Of course, in the old days, those teams were often little more than minisyndicates, each house specializing in a particular crime. There was a time when the children from one well-known house were all expert shoplifters, while those from another ran a credit-card-theft and check-kiting scam. It’s a measure of how much things have changed that one of the evening’s best-dressed people, Gerald Dupree LaBeija, could point to his costly clothing (Fendi hat and gloves, Vivienne Westwood shirt, suede Helmut Lang trousers) and say, “I bought all of it!”

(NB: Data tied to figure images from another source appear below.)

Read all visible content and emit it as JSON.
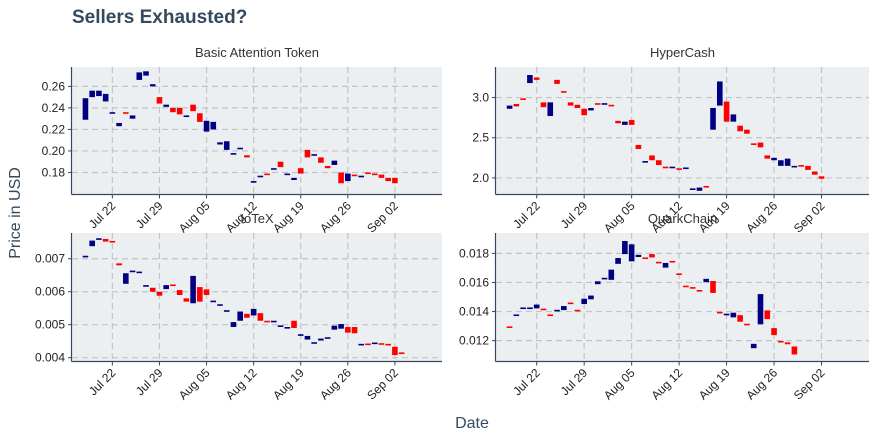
{
  "chart_title": "Sellers Exhausted?",
  "x_axis_label": "Date",
  "y_axis_label": "Price in USD",
  "colors": {
    "up": "#000080",
    "down": "#ff0000",
    "panel_bg": "#ebeff2",
    "grid": "#c4c4c4",
    "title": "#34495e"
  },
  "chart_data": [
    {
      "type": "candlestick",
      "title": "Basic Attention Token",
      "x_ticks": [
        "Jul 22",
        "Jul 29",
        "Aug 05",
        "Aug 12",
        "Aug 19",
        "Aug 26",
        "Sep 02"
      ],
      "y_ticks": [
        "0.26",
        "0.24",
        "0.22",
        "0.20",
        "0.18"
      ],
      "ylim": [
        0.16,
        0.278
      ],
      "x_start": "2019-07-18",
      "candles": [
        [
          0.229,
          0.249
        ],
        [
          0.25,
          0.256
        ],
        [
          0.251,
          0.256
        ],
        [
          0.246,
          0.253
        ],
        [
          0.235,
          0.236
        ],
        [
          0.223,
          0.226
        ],
        [
          0.236,
          0.235
        ],
        [
          0.23,
          0.233
        ],
        [
          0.266,
          0.273
        ],
        [
          0.27,
          0.274
        ],
        [
          0.26,
          0.262
        ],
        [
          0.25,
          0.244
        ],
        [
          0.241,
          0.243
        ],
        [
          0.24,
          0.236
        ],
        [
          0.24,
          0.234
        ],
        [
          0.232,
          0.233
        ],
        [
          0.243,
          0.237
        ],
        [
          0.235,
          0.227
        ],
        [
          0.218,
          0.228
        ],
        [
          0.22,
          0.227
        ],
        [
          0.206,
          0.208
        ],
        [
          0.201,
          0.209
        ],
        [
          0.198,
          0.198
        ],
        [
          0.202,
          0.203
        ],
        [
          0.196,
          0.194
        ],
        [
          0.171,
          0.172
        ],
        [
          0.176,
          0.177
        ],
        [
          0.179,
          0.178
        ],
        [
          0.183,
          0.184
        ],
        [
          0.19,
          0.185
        ],
        [
          0.178,
          0.179
        ],
        [
          0.173,
          0.175
        ],
        [
          0.184,
          0.179
        ],
        [
          0.201,
          0.194
        ],
        [
          0.196,
          0.197
        ],
        [
          0.194,
          0.189
        ],
        [
          0.186,
          0.184
        ],
        [
          0.187,
          0.191
        ],
        [
          0.18,
          0.17
        ],
        [
          0.172,
          0.179
        ],
        [
          0.178,
          0.177
        ],
        [
          0.176,
          0.177
        ],
        [
          0.18,
          0.179
        ],
        [
          0.179,
          0.178
        ],
        [
          0.178,
          0.175
        ],
        [
          0.175,
          0.172
        ],
        [
          0.175,
          0.17
        ]
      ]
    },
    {
      "type": "candlestick",
      "title": "HyperCash",
      "x_ticks": [
        "Jul 22",
        "Jul 29",
        "Aug 05",
        "Aug 12",
        "Aug 19",
        "Aug 26",
        "Sep 02"
      ],
      "y_ticks": [
        "3.0",
        "2.5",
        "2.0"
      ],
      "ylim": [
        1.8,
        3.38
      ],
      "x_start": "2019-07-18",
      "candles": [
        [
          2.86,
          2.9
        ],
        [
          2.92,
          2.89
        ],
        [
          2.99,
          2.98
        ],
        [
          3.18,
          3.28
        ],
        [
          3.25,
          3.22
        ],
        [
          2.94,
          2.88
        ],
        [
          2.77,
          2.94
        ],
        [
          3.22,
          3.17
        ],
        [
          3.08,
          3.07
        ],
        [
          2.94,
          2.9
        ],
        [
          2.91,
          2.87
        ],
        [
          2.86,
          2.78
        ],
        [
          2.84,
          2.87
        ],
        [
          2.93,
          2.92
        ],
        [
          2.91,
          2.93
        ],
        [
          2.91,
          2.89
        ],
        [
          2.71,
          2.68
        ],
        [
          2.66,
          2.7
        ],
        [
          2.72,
          2.66
        ],
        [
          2.41,
          2.36
        ],
        [
          2.19,
          2.21
        ],
        [
          2.28,
          2.22
        ],
        [
          2.22,
          2.16
        ],
        [
          2.14,
          2.13
        ],
        [
          2.12,
          2.14
        ],
        [
          2.12,
          2.1
        ],
        [
          2.13,
          2.13
        ],
        [
          1.86,
          1.87
        ],
        [
          1.84,
          1.88
        ],
        [
          1.9,
          1.89
        ],
        [
          2.6,
          2.87
        ],
        [
          2.9,
          3.2
        ],
        [
          2.95,
          2.7
        ],
        [
          2.7,
          2.79
        ],
        [
          2.65,
          2.58
        ],
        [
          2.6,
          2.55
        ],
        [
          2.43,
          2.42
        ],
        [
          2.44,
          2.38
        ],
        [
          2.28,
          2.24
        ],
        [
          2.22,
          2.25
        ],
        [
          2.15,
          2.22
        ],
        [
          2.15,
          2.24
        ],
        [
          2.14,
          2.15
        ],
        [
          2.16,
          2.14
        ],
        [
          2.15,
          2.1
        ],
        [
          2.08,
          2.04
        ],
        [
          2.02,
          1.99
        ]
      ]
    },
    {
      "type": "candlestick",
      "title": "IoTeX",
      "x_ticks": [
        "Jul 22",
        "Jul 29",
        "Aug 05",
        "Aug 12",
        "Aug 19",
        "Aug 26",
        "Sep 02"
      ],
      "y_ticks": [
        "0.007",
        "0.006",
        "0.005",
        "0.004"
      ],
      "ylim": [
        0.0039,
        0.00778
      ],
      "x_start": "2019-07-18",
      "candles": [
        [
          0.00707,
          0.00709
        ],
        [
          0.00738,
          0.00755
        ],
        [
          0.00758,
          0.00762
        ],
        [
          0.0076,
          0.00752
        ],
        [
          0.00754,
          0.00751
        ],
        [
          0.00686,
          0.0068
        ],
        [
          0.00624,
          0.00656
        ],
        [
          0.00662,
          0.00664
        ],
        [
          0.0066,
          0.00661
        ],
        [
          0.00616,
          0.0062
        ],
        [
          0.00612,
          0.006
        ],
        [
          0.006,
          0.00588
        ],
        [
          0.00608,
          0.0062
        ],
        [
          0.00622,
          0.00618
        ],
        [
          0.00605,
          0.0059
        ],
        [
          0.0058,
          0.0057
        ],
        [
          0.00565,
          0.00648
        ],
        [
          0.00614,
          0.0057
        ],
        [
          0.00607,
          0.0059
        ],
        [
          0.0057,
          0.00573
        ],
        [
          0.0056,
          0.00562
        ],
        [
          0.00542,
          0.00544
        ],
        [
          0.00493,
          0.00508
        ],
        [
          0.00512,
          0.0054
        ],
        [
          0.00533,
          0.00521
        ],
        [
          0.00528,
          0.00548
        ],
        [
          0.00535,
          0.00512
        ],
        [
          0.00512,
          0.0051
        ],
        [
          0.0051,
          0.00512
        ],
        [
          0.00498,
          0.00498
        ],
        [
          0.00493,
          0.00493
        ],
        [
          0.00512,
          0.0049
        ],
        [
          0.0047,
          0.00471
        ],
        [
          0.00455,
          0.00466
        ],
        [
          0.00447,
          0.00447
        ],
        [
          0.00452,
          0.00458
        ],
        [
          0.0046,
          0.00462
        ],
        [
          0.00485,
          0.00497
        ],
        [
          0.00488,
          0.00502
        ],
        [
          0.00493,
          0.00476
        ],
        [
          0.00493,
          0.00474
        ],
        [
          0.00438,
          0.00442
        ],
        [
          0.00443,
          0.0044
        ],
        [
          0.00444,
          0.00446
        ],
        [
          0.00444,
          0.0044
        ],
        [
          0.00442,
          0.00437
        ],
        [
          0.00433,
          0.00408
        ],
        [
          0.00416,
          0.00412
        ]
      ]
    },
    {
      "type": "candlestick",
      "title": "QuarkChain",
      "x_ticks": [
        "Jul 22",
        "Jul 29",
        "Aug 05",
        "Aug 12",
        "Aug 19",
        "Aug 26",
        "Sep 02"
      ],
      "y_ticks": [
        "0.018",
        "0.016",
        "0.014",
        "0.012"
      ],
      "ylim": [
        0.0106,
        0.0194
      ],
      "x_start": "2019-07-18",
      "candles": [
        [
          0.01298,
          0.0129
        ],
        [
          0.01376,
          0.0138
        ],
        [
          0.0142,
          0.01428
        ],
        [
          0.01428,
          0.01428
        ],
        [
          0.01422,
          0.01448
        ],
        [
          0.0142,
          0.01418
        ],
        [
          0.0138,
          0.01372
        ],
        [
          0.01408,
          0.01412
        ],
        [
          0.0141,
          0.01438
        ],
        [
          0.01462,
          0.0146
        ],
        [
          0.01412,
          0.01408
        ],
        [
          0.01452,
          0.01488
        ],
        [
          0.01484,
          0.0151
        ],
        [
          0.01588,
          0.01608
        ],
        [
          0.01628,
          0.01632
        ],
        [
          0.01618,
          0.01688
        ],
        [
          0.01728,
          0.01768
        ],
        [
          0.01795,
          0.01885
        ],
        [
          0.01745,
          0.01862
        ],
        [
          0.01775,
          0.0179
        ],
        [
          0.01772,
          0.01768
        ],
        [
          0.01795,
          0.01772
        ],
        [
          0.01742,
          0.01738
        ],
        [
          0.01702,
          0.01734
        ],
        [
          0.01748,
          0.01744
        ],
        [
          0.01662,
          0.01652
        ],
        [
          0.01578,
          0.01576
        ],
        [
          0.01568,
          0.01558
        ],
        [
          0.01548,
          0.01545
        ],
        [
          0.01602,
          0.01625
        ],
        [
          0.0161,
          0.01528
        ],
        [
          0.01398,
          0.01394
        ],
        [
          0.0138,
          0.01385
        ],
        [
          0.0136,
          0.01392
        ],
        [
          0.01375,
          0.0133
        ],
        [
          0.01316,
          0.0131
        ],
        [
          0.01148,
          0.01178
        ],
        [
          0.01312,
          0.0152
        ],
        [
          0.01408,
          0.01348
        ],
        [
          0.01286,
          0.01238
        ],
        [
          0.01198,
          0.01194
        ],
        [
          0.01188,
          0.01175
        ],
        [
          0.0116,
          0.01105
        ]
      ]
    }
  ]
}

A self-proclaimed “former professional klepto,” LaBeija now considers himself a role model for the next generation of children, hundreds of whom crammed the club on a frigid winter night. “I’m an old-way legend in recovery,” said LaBeija. “Four years clean and serene. I don’t mop,” or shoplift, “anymore because, for one thing, you mop you get locked.” Another reason is this: “When Avis Pendavis was dying four years ago, I held her in my hands and that was a wake-up call. Now I get out there and teach these children to practice safe sex and not to do drugs. But I don’t just tell them how to live! I show them!” At this, LaBeija sucked in his cheeks, flung his hands in the air, and struck a timeless pose.